Fu solo il primo grande traguardo del portacolori di Enzo Giordano, che ottenne in età anziana (dai 5 anni in su) i suoi maggiori successi. In coppia col fidato Minnucci, il Capitano trionfò, nel 2001, nel Grand Prix d’Amerique di Parigi - maggior appuntamento annuale mondiale per il trotto - , riportando in Italia un trofeo che mancava da oltre 50 anni.
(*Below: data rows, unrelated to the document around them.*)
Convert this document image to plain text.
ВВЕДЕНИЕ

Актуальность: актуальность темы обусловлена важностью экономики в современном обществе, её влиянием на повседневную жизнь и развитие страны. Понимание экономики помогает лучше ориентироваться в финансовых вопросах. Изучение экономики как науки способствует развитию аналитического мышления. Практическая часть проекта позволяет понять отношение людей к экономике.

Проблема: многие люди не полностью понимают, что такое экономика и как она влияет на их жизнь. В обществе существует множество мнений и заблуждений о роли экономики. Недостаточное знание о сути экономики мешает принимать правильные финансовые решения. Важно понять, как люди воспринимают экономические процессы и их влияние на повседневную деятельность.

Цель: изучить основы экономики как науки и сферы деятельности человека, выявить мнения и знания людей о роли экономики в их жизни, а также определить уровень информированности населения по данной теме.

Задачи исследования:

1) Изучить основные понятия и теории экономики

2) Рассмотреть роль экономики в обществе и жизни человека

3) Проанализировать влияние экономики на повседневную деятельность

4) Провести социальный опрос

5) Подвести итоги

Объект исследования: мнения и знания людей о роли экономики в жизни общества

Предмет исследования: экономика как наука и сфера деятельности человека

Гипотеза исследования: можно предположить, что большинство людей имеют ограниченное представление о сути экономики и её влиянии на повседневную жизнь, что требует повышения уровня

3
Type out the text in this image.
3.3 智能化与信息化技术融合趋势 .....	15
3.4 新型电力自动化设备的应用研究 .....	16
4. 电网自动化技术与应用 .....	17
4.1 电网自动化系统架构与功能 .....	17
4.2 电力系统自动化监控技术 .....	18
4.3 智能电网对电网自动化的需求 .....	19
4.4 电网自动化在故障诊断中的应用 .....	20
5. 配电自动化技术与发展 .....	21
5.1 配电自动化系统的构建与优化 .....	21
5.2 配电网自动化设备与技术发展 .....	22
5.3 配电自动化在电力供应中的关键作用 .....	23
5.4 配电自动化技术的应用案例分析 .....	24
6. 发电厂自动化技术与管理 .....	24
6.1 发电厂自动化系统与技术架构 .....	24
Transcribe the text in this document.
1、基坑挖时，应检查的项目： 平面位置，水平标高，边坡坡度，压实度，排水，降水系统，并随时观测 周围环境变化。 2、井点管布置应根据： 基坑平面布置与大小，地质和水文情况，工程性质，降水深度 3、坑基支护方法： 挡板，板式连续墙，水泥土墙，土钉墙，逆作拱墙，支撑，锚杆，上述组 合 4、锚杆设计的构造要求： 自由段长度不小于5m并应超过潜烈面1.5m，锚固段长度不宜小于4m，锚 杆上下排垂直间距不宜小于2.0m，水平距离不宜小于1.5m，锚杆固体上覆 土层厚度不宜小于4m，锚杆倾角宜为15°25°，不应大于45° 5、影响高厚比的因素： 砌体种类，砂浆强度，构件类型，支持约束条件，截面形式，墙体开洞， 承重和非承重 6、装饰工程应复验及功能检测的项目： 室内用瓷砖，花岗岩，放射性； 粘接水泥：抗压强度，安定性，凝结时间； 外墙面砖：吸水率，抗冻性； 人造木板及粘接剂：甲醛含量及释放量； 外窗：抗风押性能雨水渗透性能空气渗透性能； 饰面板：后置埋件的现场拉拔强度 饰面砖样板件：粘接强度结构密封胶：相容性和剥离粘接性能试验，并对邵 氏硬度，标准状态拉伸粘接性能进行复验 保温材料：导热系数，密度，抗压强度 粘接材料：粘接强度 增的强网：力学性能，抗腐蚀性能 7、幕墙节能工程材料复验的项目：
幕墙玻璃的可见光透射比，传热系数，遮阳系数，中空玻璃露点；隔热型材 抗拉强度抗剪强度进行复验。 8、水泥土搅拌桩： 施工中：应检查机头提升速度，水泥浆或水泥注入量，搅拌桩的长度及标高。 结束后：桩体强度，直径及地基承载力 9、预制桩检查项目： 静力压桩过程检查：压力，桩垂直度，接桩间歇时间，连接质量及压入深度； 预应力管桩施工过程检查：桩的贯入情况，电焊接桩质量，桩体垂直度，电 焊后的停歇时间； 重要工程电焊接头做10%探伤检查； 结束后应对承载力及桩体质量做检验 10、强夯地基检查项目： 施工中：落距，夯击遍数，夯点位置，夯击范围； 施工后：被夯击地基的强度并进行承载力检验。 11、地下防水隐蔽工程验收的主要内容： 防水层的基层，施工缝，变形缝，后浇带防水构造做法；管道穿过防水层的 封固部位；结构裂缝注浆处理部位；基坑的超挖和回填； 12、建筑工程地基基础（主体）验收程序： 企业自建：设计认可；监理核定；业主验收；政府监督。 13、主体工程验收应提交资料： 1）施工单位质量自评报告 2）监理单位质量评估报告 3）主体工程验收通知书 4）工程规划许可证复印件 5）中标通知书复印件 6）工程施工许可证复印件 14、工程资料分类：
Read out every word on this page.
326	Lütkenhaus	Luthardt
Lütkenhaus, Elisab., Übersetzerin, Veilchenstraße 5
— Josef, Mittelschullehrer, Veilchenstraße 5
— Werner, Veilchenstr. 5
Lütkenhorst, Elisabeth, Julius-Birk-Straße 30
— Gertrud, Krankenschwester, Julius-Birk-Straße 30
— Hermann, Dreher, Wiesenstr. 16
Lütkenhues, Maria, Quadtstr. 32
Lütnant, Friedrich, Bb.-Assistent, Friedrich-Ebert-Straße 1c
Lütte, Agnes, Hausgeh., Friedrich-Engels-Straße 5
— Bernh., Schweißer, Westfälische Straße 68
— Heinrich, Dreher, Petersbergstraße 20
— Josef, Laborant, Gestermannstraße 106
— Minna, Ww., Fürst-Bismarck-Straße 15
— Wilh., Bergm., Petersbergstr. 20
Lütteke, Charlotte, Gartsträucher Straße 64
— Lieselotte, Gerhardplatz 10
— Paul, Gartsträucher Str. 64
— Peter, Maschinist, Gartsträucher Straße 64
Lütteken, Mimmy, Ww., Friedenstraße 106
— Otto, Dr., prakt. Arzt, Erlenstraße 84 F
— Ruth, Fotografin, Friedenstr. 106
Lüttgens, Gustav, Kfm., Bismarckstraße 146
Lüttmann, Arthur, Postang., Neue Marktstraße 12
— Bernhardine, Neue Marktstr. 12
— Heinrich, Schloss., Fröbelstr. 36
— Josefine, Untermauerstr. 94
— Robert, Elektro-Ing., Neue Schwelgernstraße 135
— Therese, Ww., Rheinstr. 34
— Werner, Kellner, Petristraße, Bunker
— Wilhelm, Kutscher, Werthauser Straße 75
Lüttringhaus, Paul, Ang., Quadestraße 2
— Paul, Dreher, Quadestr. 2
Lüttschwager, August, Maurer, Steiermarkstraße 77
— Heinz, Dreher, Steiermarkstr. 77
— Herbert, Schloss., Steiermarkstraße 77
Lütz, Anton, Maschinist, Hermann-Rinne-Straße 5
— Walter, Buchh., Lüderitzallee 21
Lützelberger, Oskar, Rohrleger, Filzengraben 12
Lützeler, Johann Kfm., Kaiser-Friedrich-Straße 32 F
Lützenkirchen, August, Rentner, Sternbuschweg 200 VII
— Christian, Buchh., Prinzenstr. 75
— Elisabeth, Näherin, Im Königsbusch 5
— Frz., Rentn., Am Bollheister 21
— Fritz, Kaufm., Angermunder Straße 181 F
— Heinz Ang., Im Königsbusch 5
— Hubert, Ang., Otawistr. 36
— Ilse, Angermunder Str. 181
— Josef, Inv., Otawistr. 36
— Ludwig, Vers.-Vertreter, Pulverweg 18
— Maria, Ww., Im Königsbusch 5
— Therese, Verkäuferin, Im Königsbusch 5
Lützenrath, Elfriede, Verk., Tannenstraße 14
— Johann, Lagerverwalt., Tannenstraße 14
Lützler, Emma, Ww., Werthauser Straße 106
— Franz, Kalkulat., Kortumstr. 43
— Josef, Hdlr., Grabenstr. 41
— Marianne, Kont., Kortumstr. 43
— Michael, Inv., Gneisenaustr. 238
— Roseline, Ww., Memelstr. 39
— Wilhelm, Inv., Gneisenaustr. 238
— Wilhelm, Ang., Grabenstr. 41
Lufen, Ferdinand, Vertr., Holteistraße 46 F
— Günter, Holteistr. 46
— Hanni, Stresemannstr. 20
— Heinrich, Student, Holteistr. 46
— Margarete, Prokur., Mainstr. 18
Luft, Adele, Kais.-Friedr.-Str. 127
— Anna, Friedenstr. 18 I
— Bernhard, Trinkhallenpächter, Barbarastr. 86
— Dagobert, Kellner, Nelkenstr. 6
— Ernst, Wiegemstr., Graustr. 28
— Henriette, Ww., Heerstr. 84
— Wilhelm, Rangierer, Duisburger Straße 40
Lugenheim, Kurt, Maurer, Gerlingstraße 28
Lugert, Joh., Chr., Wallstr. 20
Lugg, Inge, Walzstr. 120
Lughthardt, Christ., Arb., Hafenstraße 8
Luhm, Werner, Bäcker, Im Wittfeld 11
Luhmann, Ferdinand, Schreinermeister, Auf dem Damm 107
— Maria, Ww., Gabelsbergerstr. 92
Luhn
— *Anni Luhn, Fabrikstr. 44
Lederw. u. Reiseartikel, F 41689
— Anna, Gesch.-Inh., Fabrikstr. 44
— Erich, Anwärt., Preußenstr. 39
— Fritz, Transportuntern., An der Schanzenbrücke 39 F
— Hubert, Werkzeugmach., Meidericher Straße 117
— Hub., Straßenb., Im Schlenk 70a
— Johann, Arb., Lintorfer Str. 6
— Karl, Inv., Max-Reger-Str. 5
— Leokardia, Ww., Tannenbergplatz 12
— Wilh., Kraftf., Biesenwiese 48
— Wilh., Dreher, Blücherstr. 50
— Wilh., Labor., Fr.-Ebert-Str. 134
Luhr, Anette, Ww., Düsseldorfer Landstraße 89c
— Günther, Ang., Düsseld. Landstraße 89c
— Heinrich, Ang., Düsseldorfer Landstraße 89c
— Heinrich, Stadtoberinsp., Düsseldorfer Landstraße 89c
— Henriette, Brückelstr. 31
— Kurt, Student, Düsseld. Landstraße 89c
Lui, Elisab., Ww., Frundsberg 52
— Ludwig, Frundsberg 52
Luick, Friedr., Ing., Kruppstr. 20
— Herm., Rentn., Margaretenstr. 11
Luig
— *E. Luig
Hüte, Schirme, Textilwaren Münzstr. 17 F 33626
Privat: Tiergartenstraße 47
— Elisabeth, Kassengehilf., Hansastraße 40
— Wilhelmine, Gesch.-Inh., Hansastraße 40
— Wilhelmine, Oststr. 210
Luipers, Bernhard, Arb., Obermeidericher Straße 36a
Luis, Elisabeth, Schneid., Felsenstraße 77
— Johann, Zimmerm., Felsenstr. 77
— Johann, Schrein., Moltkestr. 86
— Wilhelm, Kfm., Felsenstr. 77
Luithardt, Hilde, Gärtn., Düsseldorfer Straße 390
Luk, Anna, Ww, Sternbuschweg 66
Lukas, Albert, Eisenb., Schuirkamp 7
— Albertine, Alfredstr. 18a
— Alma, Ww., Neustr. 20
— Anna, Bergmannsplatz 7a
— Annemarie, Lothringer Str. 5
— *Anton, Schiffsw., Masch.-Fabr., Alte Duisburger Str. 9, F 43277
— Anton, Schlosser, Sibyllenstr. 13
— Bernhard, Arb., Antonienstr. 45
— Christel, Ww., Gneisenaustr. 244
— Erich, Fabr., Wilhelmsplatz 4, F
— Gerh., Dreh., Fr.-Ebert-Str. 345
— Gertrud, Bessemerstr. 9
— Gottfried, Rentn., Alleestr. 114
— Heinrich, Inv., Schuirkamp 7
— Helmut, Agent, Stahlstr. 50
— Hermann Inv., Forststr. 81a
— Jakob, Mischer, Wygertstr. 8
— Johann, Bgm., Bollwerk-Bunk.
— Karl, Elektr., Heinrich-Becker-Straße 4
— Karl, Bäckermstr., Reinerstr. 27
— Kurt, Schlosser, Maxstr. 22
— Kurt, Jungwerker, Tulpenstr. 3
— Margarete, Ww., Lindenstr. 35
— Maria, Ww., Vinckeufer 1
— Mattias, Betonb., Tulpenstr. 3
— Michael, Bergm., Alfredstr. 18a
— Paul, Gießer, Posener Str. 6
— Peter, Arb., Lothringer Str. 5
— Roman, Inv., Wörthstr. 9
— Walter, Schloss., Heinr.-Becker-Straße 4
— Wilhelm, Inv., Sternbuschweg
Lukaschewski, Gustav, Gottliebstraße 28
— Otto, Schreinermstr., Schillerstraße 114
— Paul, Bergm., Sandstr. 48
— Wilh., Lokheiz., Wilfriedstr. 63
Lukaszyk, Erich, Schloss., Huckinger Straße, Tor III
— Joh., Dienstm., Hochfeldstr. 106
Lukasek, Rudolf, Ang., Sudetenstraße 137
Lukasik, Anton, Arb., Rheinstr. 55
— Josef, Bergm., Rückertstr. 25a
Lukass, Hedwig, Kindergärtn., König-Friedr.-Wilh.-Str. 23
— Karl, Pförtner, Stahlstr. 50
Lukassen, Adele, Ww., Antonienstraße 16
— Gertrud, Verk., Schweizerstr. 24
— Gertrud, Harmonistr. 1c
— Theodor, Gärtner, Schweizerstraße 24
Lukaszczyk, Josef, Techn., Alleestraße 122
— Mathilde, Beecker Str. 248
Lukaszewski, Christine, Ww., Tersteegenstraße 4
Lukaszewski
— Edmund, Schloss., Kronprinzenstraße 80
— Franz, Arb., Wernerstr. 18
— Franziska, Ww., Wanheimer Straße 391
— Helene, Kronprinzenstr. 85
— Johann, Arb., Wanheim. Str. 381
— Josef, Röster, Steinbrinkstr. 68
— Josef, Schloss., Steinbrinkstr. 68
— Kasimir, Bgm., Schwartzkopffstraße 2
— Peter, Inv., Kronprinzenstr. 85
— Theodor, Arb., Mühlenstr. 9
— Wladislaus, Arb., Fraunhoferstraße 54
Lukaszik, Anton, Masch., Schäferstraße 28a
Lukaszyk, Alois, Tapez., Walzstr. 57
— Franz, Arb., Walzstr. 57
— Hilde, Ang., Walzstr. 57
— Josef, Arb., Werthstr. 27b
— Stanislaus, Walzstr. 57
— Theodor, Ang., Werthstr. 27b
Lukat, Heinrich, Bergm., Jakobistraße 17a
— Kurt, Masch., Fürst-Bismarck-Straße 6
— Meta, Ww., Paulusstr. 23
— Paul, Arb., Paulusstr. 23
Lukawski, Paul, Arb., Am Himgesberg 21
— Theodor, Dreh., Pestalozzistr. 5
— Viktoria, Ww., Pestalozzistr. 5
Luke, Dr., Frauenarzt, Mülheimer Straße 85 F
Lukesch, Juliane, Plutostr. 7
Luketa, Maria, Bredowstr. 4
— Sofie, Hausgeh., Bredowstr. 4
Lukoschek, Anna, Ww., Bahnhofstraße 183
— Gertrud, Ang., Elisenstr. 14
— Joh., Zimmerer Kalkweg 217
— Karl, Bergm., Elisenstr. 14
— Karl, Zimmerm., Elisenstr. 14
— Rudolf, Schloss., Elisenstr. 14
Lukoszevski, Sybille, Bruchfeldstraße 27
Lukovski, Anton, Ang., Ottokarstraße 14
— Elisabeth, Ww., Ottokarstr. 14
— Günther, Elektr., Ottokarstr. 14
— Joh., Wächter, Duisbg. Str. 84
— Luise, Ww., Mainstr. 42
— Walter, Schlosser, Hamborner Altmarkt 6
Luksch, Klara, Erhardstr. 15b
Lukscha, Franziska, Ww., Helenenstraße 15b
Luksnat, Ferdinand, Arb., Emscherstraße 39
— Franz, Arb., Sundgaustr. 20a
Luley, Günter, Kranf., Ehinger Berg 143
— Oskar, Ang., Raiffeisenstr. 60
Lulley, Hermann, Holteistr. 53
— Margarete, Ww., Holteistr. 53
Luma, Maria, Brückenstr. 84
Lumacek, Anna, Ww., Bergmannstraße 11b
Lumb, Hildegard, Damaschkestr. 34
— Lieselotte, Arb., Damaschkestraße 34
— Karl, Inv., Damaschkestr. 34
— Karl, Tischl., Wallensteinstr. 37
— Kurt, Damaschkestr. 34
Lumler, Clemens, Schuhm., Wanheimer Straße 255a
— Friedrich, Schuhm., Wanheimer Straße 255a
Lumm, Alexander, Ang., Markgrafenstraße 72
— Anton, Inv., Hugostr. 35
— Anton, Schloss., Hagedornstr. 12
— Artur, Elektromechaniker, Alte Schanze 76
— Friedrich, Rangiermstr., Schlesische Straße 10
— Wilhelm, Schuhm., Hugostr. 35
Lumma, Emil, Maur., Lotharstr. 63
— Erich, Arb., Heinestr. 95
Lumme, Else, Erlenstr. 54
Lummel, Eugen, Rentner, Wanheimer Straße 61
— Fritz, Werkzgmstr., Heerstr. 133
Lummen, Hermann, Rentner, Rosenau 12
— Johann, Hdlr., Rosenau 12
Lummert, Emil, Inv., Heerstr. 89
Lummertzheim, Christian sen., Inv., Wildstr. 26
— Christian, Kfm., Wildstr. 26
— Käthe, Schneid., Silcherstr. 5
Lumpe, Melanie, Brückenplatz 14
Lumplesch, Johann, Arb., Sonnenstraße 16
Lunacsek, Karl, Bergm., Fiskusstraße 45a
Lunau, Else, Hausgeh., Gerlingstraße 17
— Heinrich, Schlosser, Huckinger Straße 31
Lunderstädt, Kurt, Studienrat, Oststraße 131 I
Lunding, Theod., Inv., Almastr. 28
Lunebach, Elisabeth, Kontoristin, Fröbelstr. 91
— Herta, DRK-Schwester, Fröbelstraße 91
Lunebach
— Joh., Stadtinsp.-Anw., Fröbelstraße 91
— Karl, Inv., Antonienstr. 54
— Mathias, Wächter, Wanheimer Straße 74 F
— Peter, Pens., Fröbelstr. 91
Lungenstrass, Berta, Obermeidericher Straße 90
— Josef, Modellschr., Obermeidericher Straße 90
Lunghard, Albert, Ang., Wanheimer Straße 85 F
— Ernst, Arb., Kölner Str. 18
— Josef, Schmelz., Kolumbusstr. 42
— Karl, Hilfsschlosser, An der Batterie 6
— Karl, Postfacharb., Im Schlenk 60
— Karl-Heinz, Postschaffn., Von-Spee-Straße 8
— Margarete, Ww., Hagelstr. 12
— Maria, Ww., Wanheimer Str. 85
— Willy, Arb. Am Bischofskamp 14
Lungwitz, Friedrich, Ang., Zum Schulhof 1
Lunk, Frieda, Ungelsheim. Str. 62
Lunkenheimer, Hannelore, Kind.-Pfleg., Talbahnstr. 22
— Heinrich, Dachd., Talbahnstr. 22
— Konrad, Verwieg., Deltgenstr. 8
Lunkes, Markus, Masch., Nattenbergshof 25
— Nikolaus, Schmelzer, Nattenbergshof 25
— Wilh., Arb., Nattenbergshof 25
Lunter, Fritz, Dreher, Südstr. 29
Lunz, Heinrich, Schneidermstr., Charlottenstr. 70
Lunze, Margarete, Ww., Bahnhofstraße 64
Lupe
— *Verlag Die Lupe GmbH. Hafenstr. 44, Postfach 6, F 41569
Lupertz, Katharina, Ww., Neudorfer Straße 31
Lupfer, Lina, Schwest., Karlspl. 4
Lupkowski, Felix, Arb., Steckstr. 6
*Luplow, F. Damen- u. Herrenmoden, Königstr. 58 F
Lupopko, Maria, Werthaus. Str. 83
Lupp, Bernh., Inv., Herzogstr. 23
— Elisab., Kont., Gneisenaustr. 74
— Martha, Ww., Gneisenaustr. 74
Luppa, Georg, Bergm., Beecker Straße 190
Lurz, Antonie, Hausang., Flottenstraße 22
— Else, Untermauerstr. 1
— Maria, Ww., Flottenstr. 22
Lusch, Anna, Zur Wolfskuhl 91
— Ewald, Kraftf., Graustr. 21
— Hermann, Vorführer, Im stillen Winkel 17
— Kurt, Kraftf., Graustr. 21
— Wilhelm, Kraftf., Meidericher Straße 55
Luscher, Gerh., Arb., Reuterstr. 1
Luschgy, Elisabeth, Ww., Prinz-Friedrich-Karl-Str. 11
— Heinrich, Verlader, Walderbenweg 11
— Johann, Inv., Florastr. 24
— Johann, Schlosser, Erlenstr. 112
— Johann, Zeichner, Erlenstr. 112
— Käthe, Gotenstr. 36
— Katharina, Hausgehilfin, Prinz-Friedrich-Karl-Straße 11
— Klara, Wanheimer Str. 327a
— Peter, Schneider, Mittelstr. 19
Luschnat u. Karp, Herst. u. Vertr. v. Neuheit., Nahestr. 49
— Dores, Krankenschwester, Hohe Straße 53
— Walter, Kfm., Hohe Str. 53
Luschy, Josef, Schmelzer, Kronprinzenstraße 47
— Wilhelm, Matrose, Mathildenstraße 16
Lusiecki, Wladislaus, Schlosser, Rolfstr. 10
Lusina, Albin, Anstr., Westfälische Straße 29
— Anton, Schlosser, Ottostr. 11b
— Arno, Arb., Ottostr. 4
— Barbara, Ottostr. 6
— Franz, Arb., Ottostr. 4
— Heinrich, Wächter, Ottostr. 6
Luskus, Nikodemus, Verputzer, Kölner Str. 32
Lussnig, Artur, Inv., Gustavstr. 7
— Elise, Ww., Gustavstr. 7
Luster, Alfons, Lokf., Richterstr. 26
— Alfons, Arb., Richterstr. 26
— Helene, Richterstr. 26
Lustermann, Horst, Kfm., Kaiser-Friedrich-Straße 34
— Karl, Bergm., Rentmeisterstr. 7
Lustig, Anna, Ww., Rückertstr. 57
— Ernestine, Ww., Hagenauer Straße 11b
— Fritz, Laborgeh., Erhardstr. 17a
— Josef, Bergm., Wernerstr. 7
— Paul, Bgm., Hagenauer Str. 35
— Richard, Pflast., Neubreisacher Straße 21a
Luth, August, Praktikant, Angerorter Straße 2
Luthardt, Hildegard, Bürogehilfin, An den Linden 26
Varenne quell’anno vinse anche l’Elitloppet di Stoccolma ed il Lotteria di Agnano, completando quello che, per usare la calzante terminologia tennistica, equivale ad un Grand Slam del trotto europeo. Ripetè l’impresa un anno dopo, nel 2002, ultima stagione di una strabiliante carriera che lo vide ottenere altre vittorie di rilievo, come la Breeders Crown degli Stati Uniti, o come il St. Michel Ajo di Mikkeli, in Finlandia, dove siglò l’allora record del mondo per un trottatore sulla classica distanza del miglio.
Varenne fu un fenomeno di massa, che condusse l’ippica fuori dalla propria nicchia, fatto notevole, e affascinò migliaia di neofiti, fieri di gioire grazie alle sue imprese. In totale, il portacolori di Enzo Giordano vinse oltre 6 milioni di euro e 63 delle 72 corse sostenute, cifre ancora oggi da record e capogiro. Seguì una carriera da riproduttore strepitosa, dove diede i natali a oltre 2000 cavalli, in più casi vincitori di Derby Italiano, altri capolavori di un artista infinito, di un eroe dei due mondi come non se ne vedevano da oltre 100 anni.
L’inossidabile Varenne si è spento questa notte, nell’allevamento LJ di Dario De Angelis, dove risiedeva da un paio d’anni per volere ultimo del suo Giordano, anch’egli recentemente scomparso. A sconfiggere Varenne è stato un infarto del miocardio, dopo che lo scorso maggio aveva compiuto 31 anni.
“Dio è morto”, ma solo per tre giorni.